Setelah sekian lama hanya melamun sambil menatap langit-langit yang suram, Trey kembali bangkit dan duduk di sofa. Dengan gerak lambat, ia mengambil gitar dan buku catatan yang tergeletak di lantai. Kemudian, selama beberapa jam berikutnya, pemuda berdarah Punjab, India itu mencoba menciptakan sebuah lagu.

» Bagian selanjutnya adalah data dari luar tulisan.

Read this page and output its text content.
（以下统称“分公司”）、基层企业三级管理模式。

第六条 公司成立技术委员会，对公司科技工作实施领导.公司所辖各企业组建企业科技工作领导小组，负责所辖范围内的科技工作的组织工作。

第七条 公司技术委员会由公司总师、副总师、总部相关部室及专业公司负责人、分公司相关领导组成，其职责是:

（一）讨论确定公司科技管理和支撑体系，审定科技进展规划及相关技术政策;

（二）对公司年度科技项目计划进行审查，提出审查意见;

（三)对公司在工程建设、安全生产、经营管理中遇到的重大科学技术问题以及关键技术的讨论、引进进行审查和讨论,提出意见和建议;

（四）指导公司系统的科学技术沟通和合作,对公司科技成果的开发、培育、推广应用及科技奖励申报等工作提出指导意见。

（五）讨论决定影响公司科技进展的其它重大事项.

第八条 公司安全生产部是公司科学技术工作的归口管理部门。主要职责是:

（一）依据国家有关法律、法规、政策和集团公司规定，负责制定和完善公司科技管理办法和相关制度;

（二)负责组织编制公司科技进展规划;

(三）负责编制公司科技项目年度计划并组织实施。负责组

“Hm, aku ini memang tampan dan berbakat.” Trey tersenyum puas saat melihat hasil pekerjaannya. “Sekarang ayo kita coba.”
Oooww yeah…
Every night, I thinking of you.
But every single time…
Trey terdiam.
“Hm…, liriknya kurang bagus.” Ujar gitaris itu sambil mencoret liriknya sebaris. “Kira-kira, bagusnya seperti apa, ya?”
Trey masih bekerja selama beberapa saat, sebelum pada akhirnya mendesah kesal karena tidak mendapatkan ide.

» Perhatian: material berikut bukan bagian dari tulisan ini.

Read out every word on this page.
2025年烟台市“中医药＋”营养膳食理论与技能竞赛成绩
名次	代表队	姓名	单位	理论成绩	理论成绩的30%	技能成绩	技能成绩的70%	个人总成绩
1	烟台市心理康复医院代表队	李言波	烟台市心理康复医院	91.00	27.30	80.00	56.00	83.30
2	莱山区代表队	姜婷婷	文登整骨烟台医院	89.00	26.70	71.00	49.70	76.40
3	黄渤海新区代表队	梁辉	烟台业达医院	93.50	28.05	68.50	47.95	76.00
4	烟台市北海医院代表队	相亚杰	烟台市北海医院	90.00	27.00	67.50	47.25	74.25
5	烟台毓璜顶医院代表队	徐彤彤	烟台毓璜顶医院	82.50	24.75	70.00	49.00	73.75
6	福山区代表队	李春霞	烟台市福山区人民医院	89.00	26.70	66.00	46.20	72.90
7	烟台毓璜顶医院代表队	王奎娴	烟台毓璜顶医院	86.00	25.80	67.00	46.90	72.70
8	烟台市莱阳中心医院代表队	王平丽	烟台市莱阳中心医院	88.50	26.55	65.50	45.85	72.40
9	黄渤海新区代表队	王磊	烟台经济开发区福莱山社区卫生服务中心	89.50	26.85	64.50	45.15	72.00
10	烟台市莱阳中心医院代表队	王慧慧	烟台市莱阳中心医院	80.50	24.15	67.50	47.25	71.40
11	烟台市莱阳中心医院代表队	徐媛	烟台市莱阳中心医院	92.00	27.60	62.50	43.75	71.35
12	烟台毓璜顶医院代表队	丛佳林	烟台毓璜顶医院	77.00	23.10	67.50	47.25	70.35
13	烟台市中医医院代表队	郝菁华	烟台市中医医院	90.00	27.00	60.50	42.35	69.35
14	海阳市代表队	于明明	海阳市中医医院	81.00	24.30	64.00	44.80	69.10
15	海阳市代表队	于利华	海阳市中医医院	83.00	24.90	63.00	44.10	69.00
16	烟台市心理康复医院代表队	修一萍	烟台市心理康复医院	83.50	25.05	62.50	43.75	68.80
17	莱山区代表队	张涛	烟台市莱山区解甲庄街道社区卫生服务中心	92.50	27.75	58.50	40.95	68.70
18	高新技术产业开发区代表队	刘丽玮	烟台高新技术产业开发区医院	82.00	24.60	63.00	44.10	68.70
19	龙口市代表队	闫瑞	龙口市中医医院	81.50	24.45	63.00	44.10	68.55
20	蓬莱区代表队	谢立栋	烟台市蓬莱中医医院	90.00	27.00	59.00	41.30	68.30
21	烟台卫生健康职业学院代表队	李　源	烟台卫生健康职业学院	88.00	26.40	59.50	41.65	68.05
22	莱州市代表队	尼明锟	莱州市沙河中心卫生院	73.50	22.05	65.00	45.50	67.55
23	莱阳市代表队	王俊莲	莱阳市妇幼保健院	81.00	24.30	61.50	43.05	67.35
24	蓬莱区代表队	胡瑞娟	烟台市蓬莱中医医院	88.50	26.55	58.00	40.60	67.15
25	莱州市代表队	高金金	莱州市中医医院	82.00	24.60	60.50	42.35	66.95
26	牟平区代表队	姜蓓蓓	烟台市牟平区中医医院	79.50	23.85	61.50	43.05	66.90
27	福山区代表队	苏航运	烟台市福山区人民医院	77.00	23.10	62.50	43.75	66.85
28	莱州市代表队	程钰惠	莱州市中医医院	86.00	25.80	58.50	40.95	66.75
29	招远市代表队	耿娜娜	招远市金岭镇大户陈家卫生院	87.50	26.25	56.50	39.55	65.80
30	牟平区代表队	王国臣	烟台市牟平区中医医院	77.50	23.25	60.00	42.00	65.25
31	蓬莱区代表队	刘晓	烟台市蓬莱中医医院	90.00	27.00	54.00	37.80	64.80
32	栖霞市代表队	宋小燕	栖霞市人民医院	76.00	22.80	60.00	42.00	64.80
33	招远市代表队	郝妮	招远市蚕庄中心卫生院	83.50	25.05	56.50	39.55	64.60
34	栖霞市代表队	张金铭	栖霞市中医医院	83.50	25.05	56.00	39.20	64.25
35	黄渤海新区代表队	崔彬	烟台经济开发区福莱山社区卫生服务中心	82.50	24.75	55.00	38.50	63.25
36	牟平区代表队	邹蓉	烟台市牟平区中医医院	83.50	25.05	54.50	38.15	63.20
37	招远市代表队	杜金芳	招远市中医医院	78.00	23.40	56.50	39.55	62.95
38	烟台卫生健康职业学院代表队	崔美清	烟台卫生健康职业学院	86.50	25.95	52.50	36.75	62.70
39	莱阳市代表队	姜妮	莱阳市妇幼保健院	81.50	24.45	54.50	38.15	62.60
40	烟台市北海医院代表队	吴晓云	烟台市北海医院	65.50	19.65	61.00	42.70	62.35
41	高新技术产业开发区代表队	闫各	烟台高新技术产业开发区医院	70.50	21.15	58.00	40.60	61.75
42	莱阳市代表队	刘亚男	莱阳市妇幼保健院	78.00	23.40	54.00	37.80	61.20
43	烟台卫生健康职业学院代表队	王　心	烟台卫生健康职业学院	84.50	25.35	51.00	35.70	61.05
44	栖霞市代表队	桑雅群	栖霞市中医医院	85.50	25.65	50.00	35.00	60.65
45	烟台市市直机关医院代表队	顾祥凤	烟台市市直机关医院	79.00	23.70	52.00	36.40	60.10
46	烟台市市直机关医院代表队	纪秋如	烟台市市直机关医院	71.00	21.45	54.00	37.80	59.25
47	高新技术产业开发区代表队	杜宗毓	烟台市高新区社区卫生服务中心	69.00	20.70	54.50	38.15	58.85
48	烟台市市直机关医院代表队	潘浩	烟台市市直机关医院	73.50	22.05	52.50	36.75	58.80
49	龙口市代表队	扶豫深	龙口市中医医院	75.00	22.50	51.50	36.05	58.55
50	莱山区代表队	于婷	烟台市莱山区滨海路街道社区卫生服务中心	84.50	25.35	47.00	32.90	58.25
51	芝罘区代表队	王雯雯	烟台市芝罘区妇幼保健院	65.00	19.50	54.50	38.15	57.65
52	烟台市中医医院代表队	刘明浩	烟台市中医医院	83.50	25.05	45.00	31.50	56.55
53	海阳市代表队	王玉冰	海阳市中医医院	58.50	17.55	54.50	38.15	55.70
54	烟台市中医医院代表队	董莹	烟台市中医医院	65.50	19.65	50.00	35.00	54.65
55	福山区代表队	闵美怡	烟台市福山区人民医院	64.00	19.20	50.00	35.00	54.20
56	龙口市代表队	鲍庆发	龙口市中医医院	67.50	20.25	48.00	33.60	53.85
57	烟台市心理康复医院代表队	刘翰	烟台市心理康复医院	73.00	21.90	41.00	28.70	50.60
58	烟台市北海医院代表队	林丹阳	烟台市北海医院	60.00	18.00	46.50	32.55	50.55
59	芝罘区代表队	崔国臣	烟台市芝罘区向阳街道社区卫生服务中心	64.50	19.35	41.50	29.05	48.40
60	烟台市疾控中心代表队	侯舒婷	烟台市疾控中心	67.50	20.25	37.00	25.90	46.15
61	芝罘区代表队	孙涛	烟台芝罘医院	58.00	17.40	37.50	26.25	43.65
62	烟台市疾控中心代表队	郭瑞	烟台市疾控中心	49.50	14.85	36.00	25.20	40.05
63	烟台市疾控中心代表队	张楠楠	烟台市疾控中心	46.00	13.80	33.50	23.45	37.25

“Sial, susah sekali mengarang lirik.” Sambil menggigit ujung pensilnya Trey melirik ke arah jam tangannya yang sudah menunjukkan pukul 01.15 AM. “Sudah malam sekali. Lebih baik, besok saja aku teruskan.”

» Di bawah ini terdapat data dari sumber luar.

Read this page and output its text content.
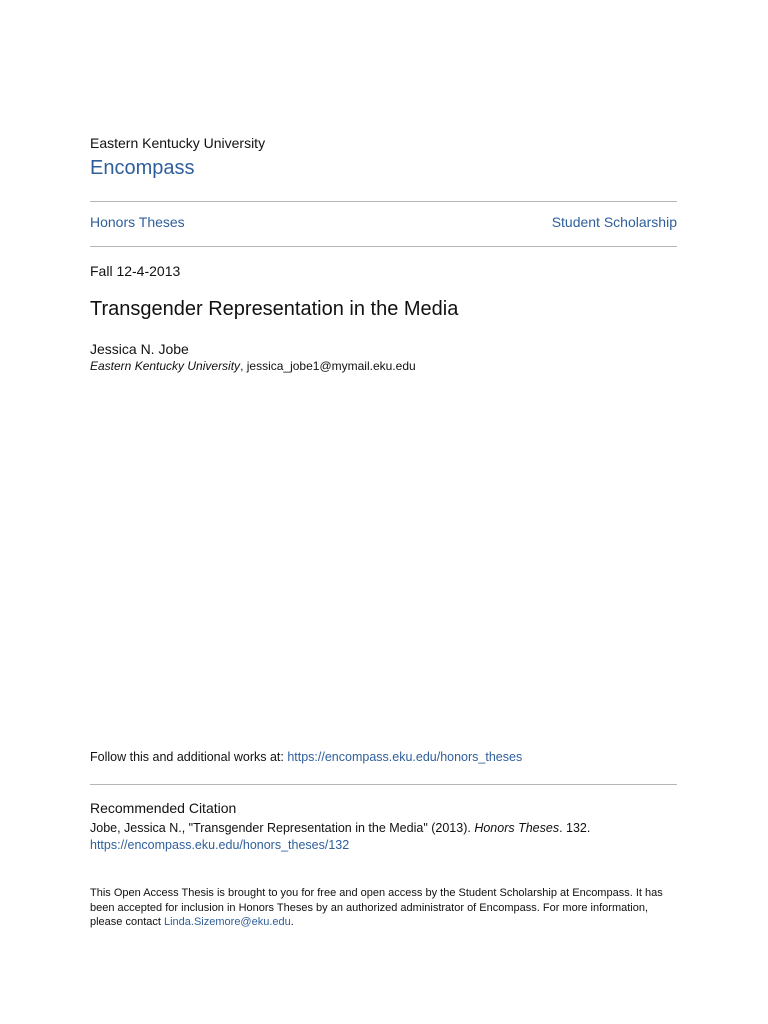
Eastern Kentucky University
Encompass
Honors Theses	Student Scholarship
Fall 12-4-2013
Transgender Representation in the Media
Jessica N. Jobe
Eastern Kentucky University, jessica_jobe1@mymail.eku.edu
Follow this and additional works at: https://encompass.eku.edu/honors_theses
Recommended Citation
Jobe, Jessica N., "Transgender Representation in the Media" (2013). Honors Theses. 132.
https://encompass.eku.edu/honors_theses/132
This Open Access Thesis is brought to you for free and open access by the Student Scholarship at Encompass. It has been accepted for inclusion in Honors Theses by an authorized administrator of Encompass. For more information, please contact Linda.Sizemore@eku.edu.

Dengan malas, Trey mengatur posisi bantalnya agar menjadi nyaman, kemudian ia merebahkan dirinya di sofa tanpa membuka sepatu bootsnya. Sejenak, mata pemuda yang setengah mengantuk melirik ke arah lukisan Isabelle Herlocker yang digantung di atas perapian.
“Gadis itu cantik juga.” Gumam Trey. “Tubuhnya juga seksi. Berapa usianya, ya? Aku harap lebih muda dariku. Karena …, aku tidak suka pada .…”
Trevor Singh tidak sempat menyelesaikan kalimatnya, karena ia sudah tertidur pulas sambil mendengkur dengan. Pemuda itu lelah setelah menyetir mobil selama berjam-jam.
...............................................
.....................................
............................
.................
.........
*****
Beberapa saat sebelumnya di pusat kota.
“Ah, Mr. Denier, silahkan duduk.” Jean Baptiste mempersilahkan Willem duduk di kantornya. “Apa kau mau minum kopi atau teh?”
“Kopi, terima kasih.”
Jean Baptiste bangkit dari duduknya dan menuangkan kopi yang masih panas ke dalam dua buah mug. Mug yang satu ia letakkan di hadapan Willem, sementara yang satu lagi untuk dirinya sendiri.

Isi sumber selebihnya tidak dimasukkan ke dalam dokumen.